Legenda Gunung Slamet
Pada zaman dahulu kala konon Gunung Slamet merupakan gunung yang sangat tinggi.
Bahkan saking tingginya, sampai mencapai langit.
Orang-orang mendengar bahwa mereka dapat mengambil bintang jika mereka berada di puncak gunung.
Namun demikian tidak ada seorangpun yang berani ke sana.
Orang-orang takut para dewa di surga akan marah jika orang mengambil bintang.

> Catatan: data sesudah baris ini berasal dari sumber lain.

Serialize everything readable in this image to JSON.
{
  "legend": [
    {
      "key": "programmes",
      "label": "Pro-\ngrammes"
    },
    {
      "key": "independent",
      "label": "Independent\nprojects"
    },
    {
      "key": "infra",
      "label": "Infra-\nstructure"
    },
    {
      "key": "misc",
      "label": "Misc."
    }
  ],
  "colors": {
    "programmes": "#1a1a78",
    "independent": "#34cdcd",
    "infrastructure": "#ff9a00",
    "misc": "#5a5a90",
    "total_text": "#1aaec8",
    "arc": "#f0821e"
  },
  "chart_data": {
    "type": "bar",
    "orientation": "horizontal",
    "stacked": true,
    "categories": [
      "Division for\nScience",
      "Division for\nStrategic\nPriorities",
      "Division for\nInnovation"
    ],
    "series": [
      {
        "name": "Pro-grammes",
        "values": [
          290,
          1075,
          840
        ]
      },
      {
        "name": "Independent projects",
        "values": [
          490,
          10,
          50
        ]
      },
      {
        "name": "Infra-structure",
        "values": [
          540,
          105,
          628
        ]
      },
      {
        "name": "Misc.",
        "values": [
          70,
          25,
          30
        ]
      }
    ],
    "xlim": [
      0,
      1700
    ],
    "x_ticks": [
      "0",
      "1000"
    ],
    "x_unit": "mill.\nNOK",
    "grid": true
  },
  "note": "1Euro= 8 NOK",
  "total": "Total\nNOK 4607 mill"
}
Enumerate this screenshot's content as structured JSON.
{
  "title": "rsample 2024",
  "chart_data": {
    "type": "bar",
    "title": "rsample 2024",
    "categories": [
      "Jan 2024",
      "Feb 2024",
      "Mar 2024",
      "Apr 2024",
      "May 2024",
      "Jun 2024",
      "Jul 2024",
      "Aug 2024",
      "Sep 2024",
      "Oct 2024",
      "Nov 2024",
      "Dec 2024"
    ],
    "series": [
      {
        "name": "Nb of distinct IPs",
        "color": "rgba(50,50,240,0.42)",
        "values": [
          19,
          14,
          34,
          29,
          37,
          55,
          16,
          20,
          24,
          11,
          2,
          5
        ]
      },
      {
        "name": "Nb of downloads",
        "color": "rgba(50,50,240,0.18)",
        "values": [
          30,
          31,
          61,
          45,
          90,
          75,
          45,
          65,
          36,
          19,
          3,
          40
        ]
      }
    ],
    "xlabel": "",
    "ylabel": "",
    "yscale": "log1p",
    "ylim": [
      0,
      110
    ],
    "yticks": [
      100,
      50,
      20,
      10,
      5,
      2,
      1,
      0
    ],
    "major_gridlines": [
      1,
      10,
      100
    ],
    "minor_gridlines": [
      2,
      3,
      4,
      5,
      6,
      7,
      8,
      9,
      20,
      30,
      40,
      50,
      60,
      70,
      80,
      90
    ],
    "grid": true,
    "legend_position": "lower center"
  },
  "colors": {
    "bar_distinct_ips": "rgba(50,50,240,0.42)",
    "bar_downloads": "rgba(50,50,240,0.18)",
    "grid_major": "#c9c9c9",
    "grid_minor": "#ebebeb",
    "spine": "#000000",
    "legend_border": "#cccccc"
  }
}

Walaupun manusia tidak berani mengambilnya, keindahan bintang-bintang ternyata membuat beberapa kera berani naik ke puncak gunung.
Dipimpin oleh raja mereka, mereka pergi ke sana dan mengambil beberapa bintang.
HAl itu menyebabkan langit menjadi gelap pada malam hari.
Orang-orang sedih dan para dewa marah!
Batara Guru adalah pemimpin para dewa.
Dia mengadakan pertemuan. Ia mengundang Batara Narada, Batara Brama, Batara Bayu, dan lainnya.
Batara Narada punya ide bagaimana menghentikan monyet.
Mereka akan meminta bantuan Ki Semar.
Ki Semar sebenarnya adalah salah satu dewa. Dia bahkan lebih tua dari Batara Guru. Tapi Ki Semar tidak tinggal di surga.
Dia tinggal di bumi bersama anak-anaknya, Gareng, Petruk, dan Bagong. Ki Semar memiliki kesaktian yang luar biasa.
Dia bahkan bisa memotong puncak gunung dengan mudah. Tapi pertama-tama, dia ingin memberi pelajaran pada monyet-monyet nakal itu.
Mereka harus dihukum karena mencuri bintang.
Dia kemudian membuat rencana bersama anak-anaknya untuk menjebak para monyet.
Gareng lalu pergi ke puncak gunung. Dia harus mengajak monyet-monyet itu untuk turun dengan memberi mereka beberapa pisang.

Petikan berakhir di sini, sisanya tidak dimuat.